Many Polke works have never before been shown, like three-and-a-half hours of film that will be screened on a loop in MoMA’s atrium. “He would shoot, put it in his refrigerator, and a couple of years later, he would take it out and shoot again, and he kind of knew what was on that original film, because they’re not crazy disjunctions,” Ms. Halbreich said. “I’m sure some people will think they’re very boring,” she added. “It does require patience. It requires a kind of willingness to sink into another human being’s world.”
For her part, Ms. Halbreich has been spending so much time in Polke’s world that she has dreamed about him. “He was talking to Immanuel Kant in my living room, and they were whispering” she said. She shared the dream with MoMA’s director, Glenn Lowry. “Glenn said, ‘Oh, yeah, it’s a critique of pure reason!’ And I went, ‘Uh-uh, it’s an anxiety dream. It’s I Kant do this.’ ”
“The expectations are way above what anybody can deliver,” she said, but added that she found the dream liberating. “It made me confront head-on the fact that, if we succeeded, the success would be in opening some windows in the house of Polke and that there would be many more shows that would sweep through those windows.”

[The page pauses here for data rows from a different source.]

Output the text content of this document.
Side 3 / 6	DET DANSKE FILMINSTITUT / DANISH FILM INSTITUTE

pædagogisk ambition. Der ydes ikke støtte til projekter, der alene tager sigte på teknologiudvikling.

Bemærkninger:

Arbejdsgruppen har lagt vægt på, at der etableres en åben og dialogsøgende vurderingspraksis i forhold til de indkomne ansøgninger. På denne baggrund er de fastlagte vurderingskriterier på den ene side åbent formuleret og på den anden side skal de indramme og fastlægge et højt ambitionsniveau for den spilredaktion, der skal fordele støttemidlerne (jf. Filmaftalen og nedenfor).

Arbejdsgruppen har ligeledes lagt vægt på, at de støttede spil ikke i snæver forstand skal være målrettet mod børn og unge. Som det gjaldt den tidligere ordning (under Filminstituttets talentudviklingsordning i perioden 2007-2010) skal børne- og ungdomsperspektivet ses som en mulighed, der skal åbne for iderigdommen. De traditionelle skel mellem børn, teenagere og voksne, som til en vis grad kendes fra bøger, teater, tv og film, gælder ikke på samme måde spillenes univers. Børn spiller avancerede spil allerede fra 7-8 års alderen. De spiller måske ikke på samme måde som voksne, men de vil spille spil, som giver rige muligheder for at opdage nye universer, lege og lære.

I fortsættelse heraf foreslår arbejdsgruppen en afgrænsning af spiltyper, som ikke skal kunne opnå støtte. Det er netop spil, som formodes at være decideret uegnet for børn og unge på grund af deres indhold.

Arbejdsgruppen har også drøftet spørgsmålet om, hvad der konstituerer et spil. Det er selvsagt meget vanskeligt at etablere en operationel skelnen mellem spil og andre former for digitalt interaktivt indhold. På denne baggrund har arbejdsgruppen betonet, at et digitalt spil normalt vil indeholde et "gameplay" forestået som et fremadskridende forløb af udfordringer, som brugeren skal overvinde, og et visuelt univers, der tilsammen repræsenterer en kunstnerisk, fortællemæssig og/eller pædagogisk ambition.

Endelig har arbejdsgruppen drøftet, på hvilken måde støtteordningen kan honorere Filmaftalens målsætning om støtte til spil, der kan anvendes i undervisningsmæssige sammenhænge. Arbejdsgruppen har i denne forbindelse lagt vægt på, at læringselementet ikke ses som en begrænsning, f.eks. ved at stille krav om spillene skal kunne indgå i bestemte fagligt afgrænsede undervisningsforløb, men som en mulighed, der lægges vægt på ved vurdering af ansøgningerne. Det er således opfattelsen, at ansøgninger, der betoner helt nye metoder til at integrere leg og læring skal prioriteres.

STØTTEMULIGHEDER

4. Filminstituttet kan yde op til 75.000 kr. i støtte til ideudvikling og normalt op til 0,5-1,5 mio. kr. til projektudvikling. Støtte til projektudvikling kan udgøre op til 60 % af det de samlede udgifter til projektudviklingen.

She sees Polke’s mercurial nature as a way of remaining free. “I don’t think there are many artists who have been able to elude definition quite as successively,” she said.
What surprised her was that “when everything was brought together, all of this disparate, experimental engagement actually had a coherence. I think he knew that, and I think he was really scared of it.”
Polke waited until late in his life to sign off on the MoMA project. Whenever Ms. Halbreich and her curatorial colleagues run into an obstacle, she said, “I think Sigmar is up there laughing his head off.”